À l’occasion de son exposition Les Veilleurs, le [mac] de Marseille propose de plonger dans l’univers vidéo de l’artiste franco-libanais Ali Cherri, dont les oeuvres dessinent une cartographie poétique de la violence, de la mémoire et des frontières géographiques.
Réunies par Ali Cherri lui-même, des sculptures de bronze ou de pierre et autres artefacts d’un temps plus ancien dialoguent avec ses œuvres vidéos. Deux visions de l’archéologie – une qui documente les traces du passé par l’objet, l’autre, par le film -, et qui nous offrent l’occasion de redécouvrir plus en profondeur le travail d’un véritable poète de la pellicule.

My Pain Is Real, 2010
Installation vidéo à trois canaux, My Pain is Real confronte directement le spectateur à l’intimité de la souffrance. Sur ces écrans, le visage de l’artiste se métamorphose, tandis que les plaies et autres marques visibles de douleur nous obligent à les regarder, frontalement. Ça nous choque, nous heurte même. Et pourtant, nous sommes quotidiennement confrontés à des images bien plus traumatisantes, rien qu’en scrollant sur Instagram. L’idée ici n’est pas de se placer en donneur de leçon, mais d’interroger notre capacité à « regarder sans se figer », à héberger la violence qui passe par nos écrans. Le visage tuméfié de l’artiste résonne ainsi tout particulièrement avec les statuettes abîmées par le temps, témoins silencieux d’une violence sans médiation.

The Digger, 2015
Le film de 24 minutes The Digger raconte l’histoire de Sultan Zeib Khan, gardien d’une nécropole néolithique dans le désert de Sharjah. Le geste est simple, presque méditatif : chaque jour, depuis 20 ans, il ramasse des pierres, reforme des tombes et tente de réparer les blessures d’une terre ancestrale. La caméra, aussi large que lente, ne magnifie pas la grandeur. Elle montre au contraire un homme minuscule face à l’immensité, le surplombant comme si le désert était à la fois sa maison et sa charge. Luttant contre l’oubli, le protagoniste incarne dans une poésie touchante la vacuité de la mission terrestre. La vie ne s’apparenterait-elle pas au mythe de Sisyphe ? Et pourtant, il y a quelque chose dans la répétition du geste de l’ordre de la résilience. Ici, Ali Charri nous rappelle que réparer, c’est résister en silence.

The Watchman, 2023
The Watchman (ou Nöbetçi) est un court métrage de fiction de 26 minutes qui suit un sergent turc-chypriote, Bulut, en charge de la surveillance d’une frontière.

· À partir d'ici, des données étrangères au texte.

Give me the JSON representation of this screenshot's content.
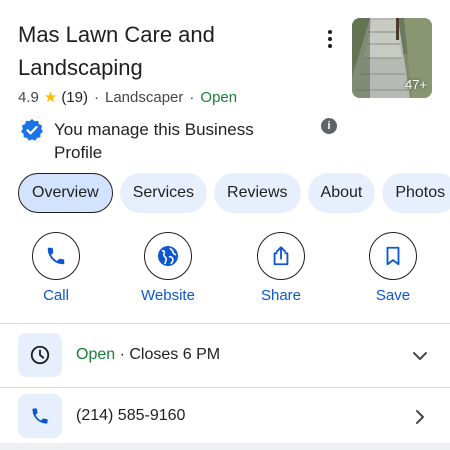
{
  "business": {
    "name": "Mas Lawn Care and Landscaping",
    "rating": "4.9",
    "review_count": "(19)",
    "category": "Landscaper",
    "status": "Open",
    "separator": "·",
    "photo_count": "47+"
  },
  "ownership": {
    "text": "You manage this Business Profile",
    "info_icon": "i"
  },
  "tabs": [
    {
      "label": "Overview",
      "active": true
    },
    {
      "label": "Services"
    },
    {
      "label": "Reviews"
    },
    {
      "label": "About"
    },
    {
      "label": "Photos"
    }
  ],
  "actions": {
    "call": "Call",
    "website": "Website",
    "share": "Share",
    "save": "Save"
  },
  "hours": {
    "status": "Open",
    "separator": "·",
    "detail": "Closes 6 PM"
  },
  "phone": {
    "number": "(214) 585-9160"
  },
  "colors": {
    "accent": "#0b57d0",
    "open_green": "#188038",
    "star": "#fbbc04",
    "chip_bg": "#e8effc"
  },
  "icons": [
    "more-vert-icon",
    "verified-badge-icon",
    "info-icon",
    "phone-icon",
    "globe-icon",
    "share-icon",
    "bookmark-icon",
    "clock-icon",
    "chevron-down-icon",
    "chevron-right-icon"
  ]
}
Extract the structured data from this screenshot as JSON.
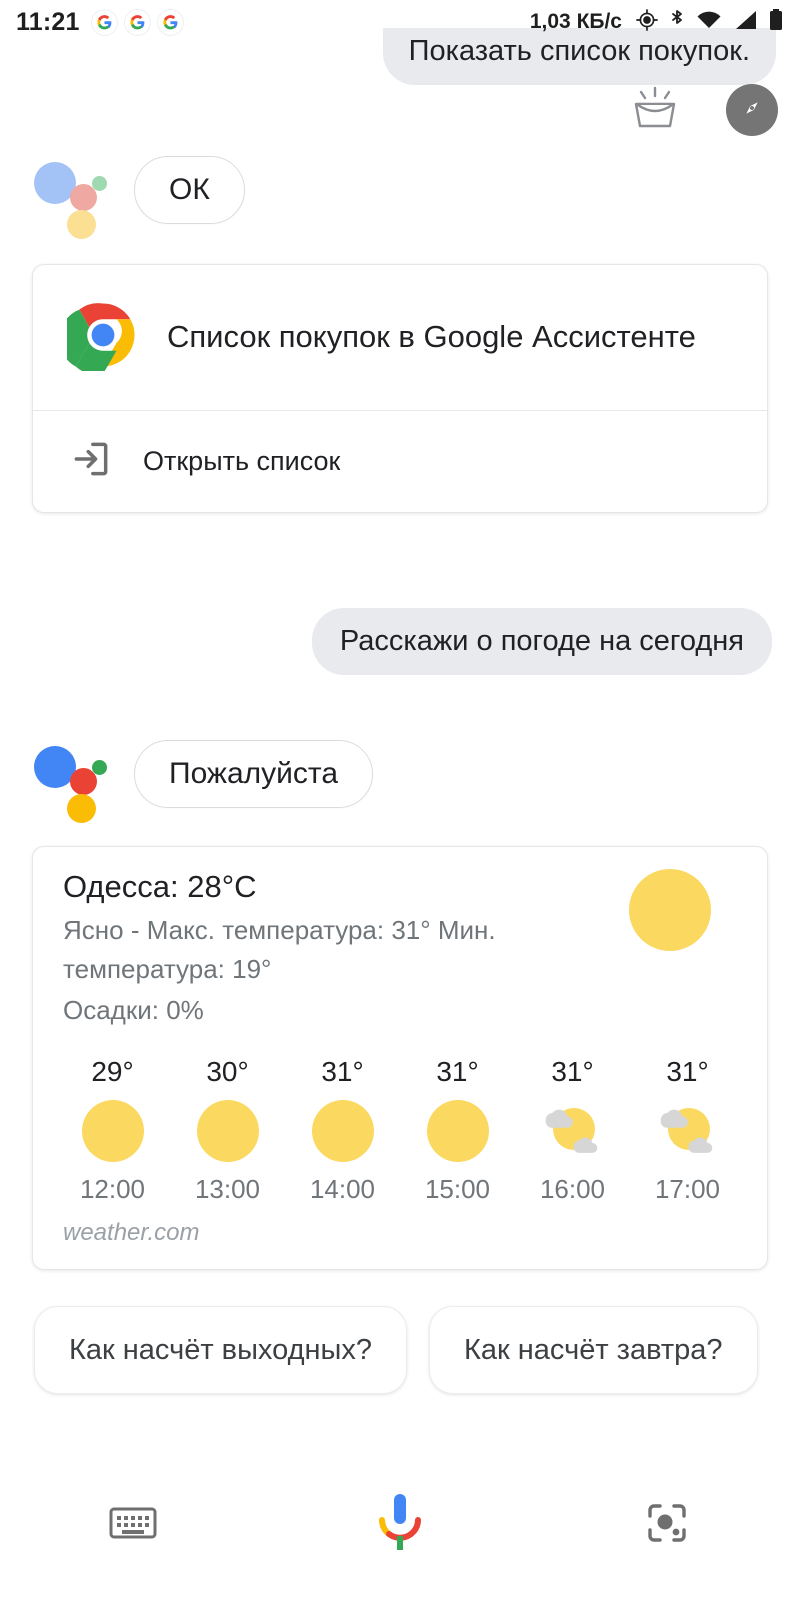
{
  "statusbar": {
    "time": "11:21",
    "notification_icons": [
      "google-icon",
      "google-icon",
      "google-icon"
    ],
    "data_rate": "1,03 КБ/с",
    "icons": [
      "location-icon",
      "bluetooth-icon",
      "wifi-icon",
      "cellular-signal-icon",
      "battery-icon"
    ]
  },
  "conversation": {
    "messages": [
      {
        "role": "user",
        "text": "Показать список покупок."
      },
      {
        "role": "assistant",
        "text": "ОК"
      }
    ],
    "shopping_card": {
      "app_icon": "chrome-icon",
      "title": "Список покупок в Google Ассистенте",
      "action_icon": "open-in-icon",
      "action_label": "Открыть список"
    },
    "weather_query": "Расскажи о погоде на сегодня",
    "weather_reply": "Пожалуйста"
  },
  "weather": {
    "location_temp": "Одесса: 28°C",
    "summary": "Ясно - Макс. температура: 31° Мин. температура: 19°",
    "precipitation": "Осадки: 0%",
    "condition_icon": "sun-icon",
    "source": "weather.com",
    "hourly": [
      {
        "temp": "29°",
        "icon": "sun-icon",
        "time": "12:00"
      },
      {
        "temp": "30°",
        "icon": "sun-icon",
        "time": "13:00"
      },
      {
        "temp": "31°",
        "icon": "sun-icon",
        "time": "14:00"
      },
      {
        "temp": "31°",
        "icon": "sun-icon",
        "time": "15:00"
      },
      {
        "temp": "31°",
        "icon": "partly-cloudy-icon",
        "time": "16:00"
      },
      {
        "temp": "31°",
        "icon": "partly-cloudy-icon",
        "time": "17:00"
      }
    ]
  },
  "suggestions": [
    {
      "label": "Как насчёт выходных?"
    },
    {
      "label": "Как насчёт завтра?"
    }
  ],
  "bottom_bar": {
    "keyboard_icon": "keyboard-icon",
    "mic_icon": "google-mic-icon",
    "lens_icon": "google-lens-icon"
  },
  "overlay": {
    "basket_icon": "shopping-basket-icon",
    "explore_icon": "compass-explore-icon"
  },
  "colors": {
    "google_blue": "#4285f4",
    "google_red": "#ea4335",
    "google_yellow": "#fbbc05",
    "google_green": "#34a853",
    "bubble_gray": "#e8eaed",
    "sun_yellow": "#fbd85f",
    "cloud_gray": "#d6d6d6",
    "text_primary": "#202124",
    "text_secondary": "#70757a"
  }
}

Chaque nuit, depuis sa tour isolée, Bulut guette l’ennemi, qui peut tout autant être réel que fantasmé. Devenu fou à force d’attendre une guerre qui ne viendra pas, le guet développe des visions spectrales nourries de ses craintes, de ses souvenirs, de ses rêves. Un film qui parle brillamment de la solitude, mais aussi de l’absurdité du devoir dénué de tout sens critique, et de la capacité de l’imagination à tisser des ponts, là où les murs persistent. Dans The Watchmen, la frontière est une manifestation de l’état mental du héros. Il attend, il espère, il hallucine. Et révèle, par la même occasion, toute la fragilité de la division.